How to learn eddy diffusivity or effects of sub-grid processes in a numerical model? Could we do that by changing the resolution of the model and then compare the different results?

• Using high-resolution model to calculate the different quantities, such as velocity, temperature and salinity.

• Using low-resolution model with parameterization to calculate same quantities. Then we can compare the results and figure out wether the parameterization model works well.

• We could also figure out the relationships of diffusivity or sub-grid process and the grid size.

Bathymetry Spectra and the possible application on studying the generation of internal lee waves

Goff (1991) showed that the ocean bathymetry has well-behaved horizontal wave- number spectrum. Could this be used to approximate the high-wavenumber component which cannot be resolved with current Smith and Sandwell Data (Smith and Sandwell, 1997)?

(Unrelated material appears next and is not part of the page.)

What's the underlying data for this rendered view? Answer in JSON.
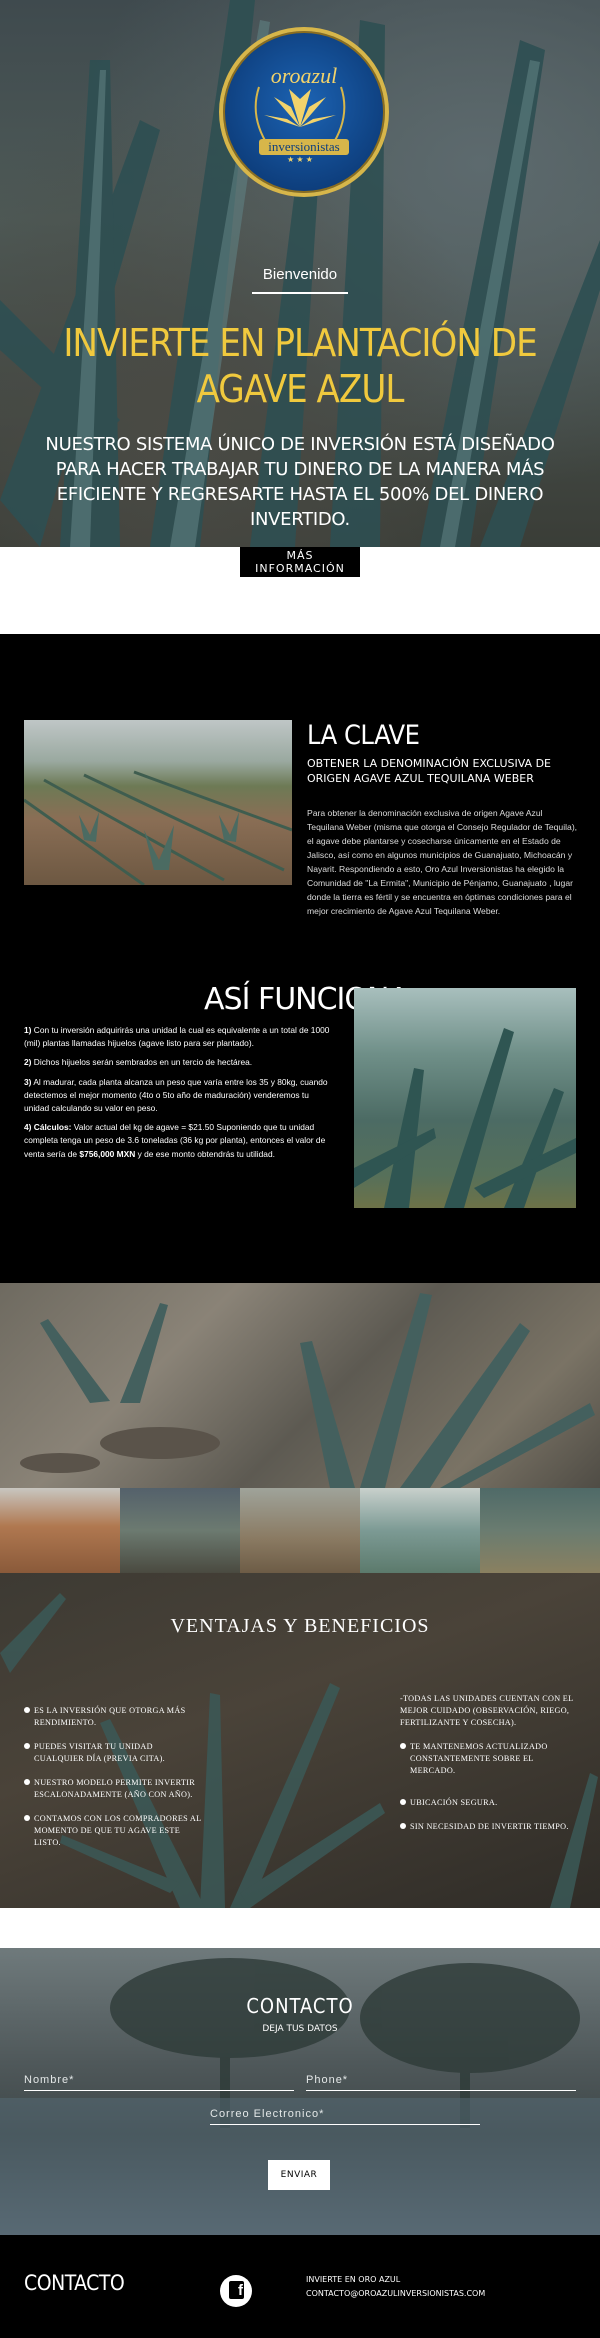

St Laurent and Simmons (2006) show a method in the horizontal wave-number space to estimate the internal tides or lee wave generated through the interaction between currents and topography. However, they paid more attention to the internal tides due to the limitation of bathymetry data. Here, Could we benefit from the work mentioned above (Goff, 1991)?

If the answer is Yes, we can estimate the energy of generate lee wave and examine the role it plays in closing the ocean energy budget.

Possible relationships between the intraseasonal oscillation in the deep ocean around EPR and MJO

MJO can induce low frequency oscillation (Kelvin Waves) in the ocean. And these oscillation can propagate eastward. Many features of low frequency (30-60 days) have been found along the western coastal of North and South American. However, comparing to the upper ocean signals, few have been found in the deep ocean. As I am aware, there is only one paper (Matthews et al., 2007) which shows such an oscillation can penetrate downward to a depth of 1500m.

Due to the presence of the East Pacific Rise, if this downward propagating Kelvin wave can reach it, part of the energy will be trapped and propagate along the ridge. This along-ridge propagating waves could be very important for the material transport in a certain time scale (30-60days). Also, these waves could interact with the topography to either generate lee waves or induce overflow, both of which could result in some temporal signals in the mixing events.